The episode where Harmony goes back to her hometown establishes that Lumon openly uses child labor. As you say, there’s a lot of discourse about the show. One of the things people speculate about all the time is, how much does the world actually know about what Lumon does, and how is Lumon able to get away with all of it? How do you figure out how much you want the audience to know, beyond what is specifically happening in and around that one office building?
It’s tricky. It’s easy to justify crazy things happening on the severed floor, because no information can get in or out. But as we were writing the show, we were researching different companies, and cults, and organizations that really do manage to get away with horrific or unethical things that oftentimes are hidden in plain sight, or surrounded by an unofficial code of silence, or there’s enough loyalty to the group that these things that you think would be impossible not to come out instead wind up in an insular space. It’s severing without severance, you know? We wanted to explore that, too. I think the town of Salt’s Neck is a place where there was probably massive loyalty and gratitude to the company, so there’s a sense of turning a blind eye to certain things. Sometimes, you can get away with child labor by calling it something else. These things are real. These aren’t things I feel like we have to exaggerate that much.
Harmony is in every scene of that episode, but she’s not in much of the season. Why did you decide to write Patricia out of the show for such a long stretch?
Because she seemed so much like Lumon incarnate in the first episode, I was really fascinated to see what it would be like to cast her out of that world and put her somewhere where she was uncomfortable and where she had to contend with this question of who might she have been had she not been raised in this company, and had her identity of Harmony Cobel not been so meticulously crafted by her place in the company. We didn’t necessarily in the beginning set out to make that a bottle episode. It was something that we came to over time. But ultimately, the show is so much about isolation, people are isolated in different places, it just felt right to tell that story in one go, and not have it interspersed in other stories. We wanted her to feel totally alone, and so placing her literally alone in her own episode felt right.
One of the interesting threads from the season is that Milchick is given these paintings that are meant to make him feel closer to the company, and instead it seems to be the first real chink in the armor he’s built around himself regarding his feelings about Lumon, because it reminds him he is a Black man in this white supremacist company. Later on, Drummond’s complaints about Milchick’s vocabulary are clearly tied to Drummond’s preconceived notions about race. Where did the idea for that come from? And how far do you feel you can go with it in the context of a show where so many other things are happening?

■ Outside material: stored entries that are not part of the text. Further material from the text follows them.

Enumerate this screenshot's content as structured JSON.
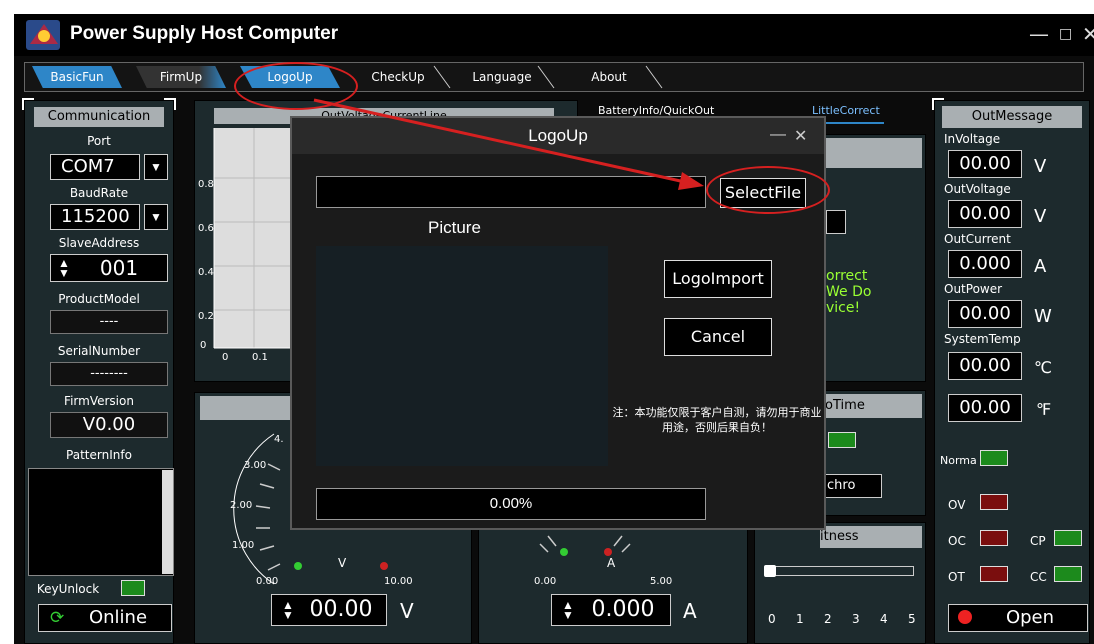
{
  "app": {
    "title": "Power Supply Host Computer",
    "minimize": "—",
    "maximize": "□",
    "close": "✕"
  },
  "tabs": [
    "BasicFun",
    "FirmUp",
    "LogoUp",
    "CheckUp",
    "Language",
    "About"
  ],
  "subtabs": [
    "BatteryInfo/QuickOut",
    "LittleCorrect"
  ],
  "communication": {
    "header": "Communication",
    "port_label": "Port",
    "port_value": "COM7",
    "baud_label": "BaudRate",
    "baud_value": "115200",
    "slave_label": "SlaveAddress",
    "slave_value": "001",
    "model_label": "ProductModel",
    "model_value": "----",
    "serial_label": "SerialNumber",
    "serial_value": "--------",
    "firm_label": "FirmVersion",
    "firm_value": "V0.00",
    "pattern_label": "PatternInfo",
    "keyunlock": "KeyUnlock",
    "online": "Online"
  },
  "chart": {
    "yticks": [
      "0.8",
      "0.6",
      "0.4",
      "0.2",
      "0"
    ],
    "xticks": [
      "0",
      "0.1"
    ],
    "partial_title": "OutVoltageCurrentLine"
  },
  "gauges": {
    "v_ticks": [
      "4.",
      "3.00",
      "2.00",
      "1.00",
      "0.00",
      "10.00"
    ],
    "v_unit": "V",
    "a_ticks": [
      "0.00",
      "5.00"
    ],
    "a_unit": "A"
  },
  "setpoints": {
    "voltage": "00.00",
    "voltage_unit": "V",
    "current": "0.000",
    "current_unit": "A"
  },
  "behind": {
    "correct_text": "orrect\nWe Do\nvice!",
    "zero_time": "roTime",
    "synchro": "chro",
    "brightness": "itness",
    "slider_ticks": [
      "0",
      "1",
      "2",
      "3",
      "4",
      "5"
    ]
  },
  "outmessage": {
    "header": "OutMessage",
    "involtage_label": "InVoltage",
    "involtage": "00.00",
    "involtage_unit": "V",
    "outvoltage_label": "OutVoltage",
    "outvoltage": "00.00",
    "outvoltage_unit": "V",
    "outcurrent_label": "OutCurrent",
    "outcurrent": "0.000",
    "outcurrent_unit": "A",
    "outpower_label": "OutPower",
    "outpower": "00.00",
    "outpower_unit": "W",
    "systemp_label": "SystemTemp",
    "systemp_c": "00.00",
    "unit_c": "℃",
    "systemp_f": "00.00",
    "unit_f": "℉",
    "normal": "Norma",
    "ov": "OV",
    "oc": "OC",
    "cp": "CP",
    "ot": "OT",
    "cc": "CC",
    "open": "Open"
  },
  "dialog": {
    "title": "LogoUp",
    "minimize": "—",
    "close": "✕",
    "file_path": "",
    "select_file": "SelectFile",
    "picture_label": "Picture",
    "logo_import": "LogoImport",
    "cancel": "Cancel",
    "note": "注：本功能仅限于客户自测，请勿用于商业用途，否则后果自负！",
    "progress": "0.00%"
  },
  "colors": {
    "accent": "#2e86c8",
    "panel": "#1d2a2d",
    "led_green": "#1c8a1c",
    "led_red": "#7a0e0e",
    "annotation": "#d62020"
  }
}
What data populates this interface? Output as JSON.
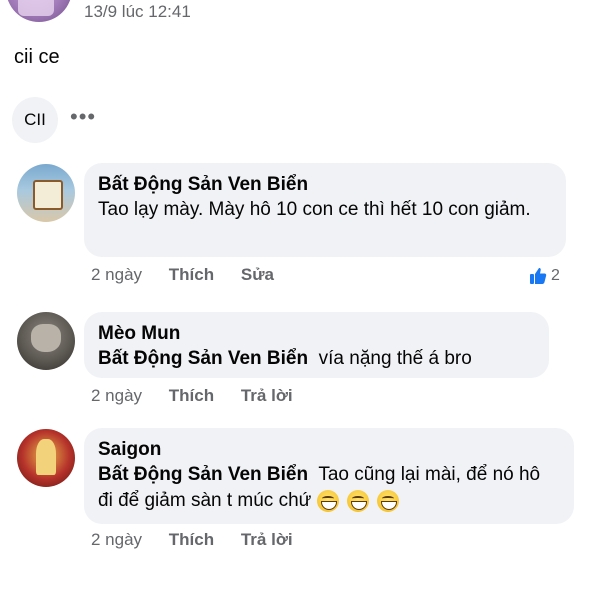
{
  "post": {
    "timestamp": "13/9 lúc 12:41",
    "text": "cii ce"
  },
  "reaction_chip": {
    "label": "CII",
    "more_label": "•••"
  },
  "comments": [
    {
      "author": "Bất Động Sản Ven Biển",
      "text": "Tao lạy mày. Mày hô 10 con ce thì hết 10 con giảm.",
      "time": "2 ngày",
      "actions": [
        "Thích",
        "Sửa"
      ],
      "like_count": "2"
    },
    {
      "author": "Mèo Mun",
      "mention": "Bất Động Sản Ven Biển",
      "text": "vía nặng thế á bro",
      "time": "2 ngày",
      "actions": [
        "Thích",
        "Trả lời"
      ]
    },
    {
      "author": "Saigon",
      "mention": "Bất Động Sản Ven Biển",
      "text": "Tao cũng lại mài, để nó hô đi để giảm sàn t múc chứ",
      "emoji": [
        "grinning-face",
        "grinning-face",
        "grinning-face"
      ],
      "time": "2 ngày",
      "actions": [
        "Thích",
        "Trả lời"
      ]
    }
  ],
  "colors": {
    "bubble": "#f0f2f5",
    "secondary_text": "#65676b",
    "like_blue": "#1877f2"
  }
}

I had had a lot of conversations with Tramell [Tillman, who plays Milchick] and with others on the show. In Season One, we really didn’t acknowledge Milchick’s race or the specific experience he would have in a company like Lumon. But over time, that started to feel necessary, especially because there were so many parallels between Lumon and so many real-world companies where whiteness is such a presence and institution. The more I talked to people of color who had come up in an organization like that, and the really weird and specific types of racism — which were often dressed up as acceptance — it just became a part of the story that we felt we had to tell. I wanted to do it in a way that was still in the tone of the show, and felt like it was still within the weird humor of the show.